Burkina is one of the fastest growing producers in the world —Cyrus Ameli
The two rigs Channel has turning at Tanlouka are presently on break, due to the seasonal rains. They will resume shortly. The 2011 drill campaign is nearly half completed, and Ameli expects the project’s first resource estimate to be published by 1Q 2012. “From there on, it will be additional drill programs to expand on the resource to feed into a preliminary economic assessment; we don’t have a timeline for that at this point. The Mankarga 5 area is a very small part of the project, and we’ve identified a number of different target areas within the Mankarga zone, as well as further to the north on the property that really require some follow up, both in terms of further ground proofing as well as drilling.
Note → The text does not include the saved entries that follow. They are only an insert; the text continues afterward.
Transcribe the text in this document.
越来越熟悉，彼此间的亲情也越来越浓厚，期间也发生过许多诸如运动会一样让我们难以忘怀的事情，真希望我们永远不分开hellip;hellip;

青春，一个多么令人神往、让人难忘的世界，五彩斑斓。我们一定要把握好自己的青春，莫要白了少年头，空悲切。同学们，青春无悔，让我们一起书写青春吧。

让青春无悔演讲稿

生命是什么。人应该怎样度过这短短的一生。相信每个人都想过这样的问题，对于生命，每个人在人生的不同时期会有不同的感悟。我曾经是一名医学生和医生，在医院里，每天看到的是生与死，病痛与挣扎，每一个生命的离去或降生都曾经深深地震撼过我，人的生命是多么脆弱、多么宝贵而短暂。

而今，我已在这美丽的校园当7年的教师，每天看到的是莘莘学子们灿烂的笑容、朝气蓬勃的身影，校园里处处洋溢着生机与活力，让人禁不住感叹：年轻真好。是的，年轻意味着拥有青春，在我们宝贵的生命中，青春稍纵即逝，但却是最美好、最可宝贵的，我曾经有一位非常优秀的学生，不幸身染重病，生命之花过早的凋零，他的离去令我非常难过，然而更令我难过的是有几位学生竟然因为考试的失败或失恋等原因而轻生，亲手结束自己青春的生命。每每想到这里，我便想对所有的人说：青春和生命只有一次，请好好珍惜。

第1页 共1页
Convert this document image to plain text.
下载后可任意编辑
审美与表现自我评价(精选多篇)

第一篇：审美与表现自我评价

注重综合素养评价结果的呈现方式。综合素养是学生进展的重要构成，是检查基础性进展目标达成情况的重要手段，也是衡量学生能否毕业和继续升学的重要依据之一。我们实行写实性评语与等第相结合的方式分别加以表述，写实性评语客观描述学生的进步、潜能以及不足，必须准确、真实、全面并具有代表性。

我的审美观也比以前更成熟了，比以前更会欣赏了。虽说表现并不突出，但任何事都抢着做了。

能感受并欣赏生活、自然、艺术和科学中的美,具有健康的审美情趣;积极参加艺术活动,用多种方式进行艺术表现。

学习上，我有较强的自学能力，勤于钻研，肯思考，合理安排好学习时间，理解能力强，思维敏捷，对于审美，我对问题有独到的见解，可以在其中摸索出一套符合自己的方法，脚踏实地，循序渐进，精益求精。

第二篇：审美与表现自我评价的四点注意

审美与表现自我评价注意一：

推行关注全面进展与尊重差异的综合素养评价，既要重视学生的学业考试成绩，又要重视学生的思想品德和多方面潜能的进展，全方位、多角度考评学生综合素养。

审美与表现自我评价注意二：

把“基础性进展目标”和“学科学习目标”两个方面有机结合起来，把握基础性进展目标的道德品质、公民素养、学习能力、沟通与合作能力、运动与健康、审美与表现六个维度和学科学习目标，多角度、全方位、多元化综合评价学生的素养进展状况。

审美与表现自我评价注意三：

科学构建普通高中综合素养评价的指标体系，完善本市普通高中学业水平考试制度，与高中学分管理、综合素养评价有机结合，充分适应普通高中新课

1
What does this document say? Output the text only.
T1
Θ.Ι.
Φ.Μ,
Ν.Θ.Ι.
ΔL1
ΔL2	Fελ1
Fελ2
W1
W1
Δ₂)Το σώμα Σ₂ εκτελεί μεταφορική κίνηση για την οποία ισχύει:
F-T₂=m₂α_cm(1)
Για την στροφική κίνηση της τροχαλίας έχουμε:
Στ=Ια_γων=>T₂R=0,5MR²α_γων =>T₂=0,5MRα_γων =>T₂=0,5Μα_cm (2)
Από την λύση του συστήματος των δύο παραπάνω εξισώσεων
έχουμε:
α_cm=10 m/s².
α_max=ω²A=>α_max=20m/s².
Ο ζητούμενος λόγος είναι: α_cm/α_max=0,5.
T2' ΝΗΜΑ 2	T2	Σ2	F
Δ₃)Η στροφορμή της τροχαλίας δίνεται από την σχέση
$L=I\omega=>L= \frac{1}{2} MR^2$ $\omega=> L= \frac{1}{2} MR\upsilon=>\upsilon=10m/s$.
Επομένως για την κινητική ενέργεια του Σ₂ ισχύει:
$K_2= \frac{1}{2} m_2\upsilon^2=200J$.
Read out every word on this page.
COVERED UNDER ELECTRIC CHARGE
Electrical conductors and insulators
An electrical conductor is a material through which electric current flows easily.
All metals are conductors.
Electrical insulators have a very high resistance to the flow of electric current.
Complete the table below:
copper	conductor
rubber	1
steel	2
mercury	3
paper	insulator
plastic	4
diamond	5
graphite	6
That’ll be happening over the next several months as well.”
Channel’s other major project is the Fox Creek lithium/potash project in west-central Alberta.
Ameli considers that Channel is undervalued compared to many of its peers in Burkina, but believes this will become evident with the release of a resource estimate. At press time, Channel has 111.6 million shares trading at $0.19 for a market cap of $21.2 million.
Ameli concludes, “Burkina is one of the fastest growing producers in the world. The business environment is quite stable. It encourages investment, so that forms the basis of our involvement there. In the last five years, I believe, five projects have gone into production. Which is a very rapid pace. We hope to participate in that as we move forward with Tanlouka.”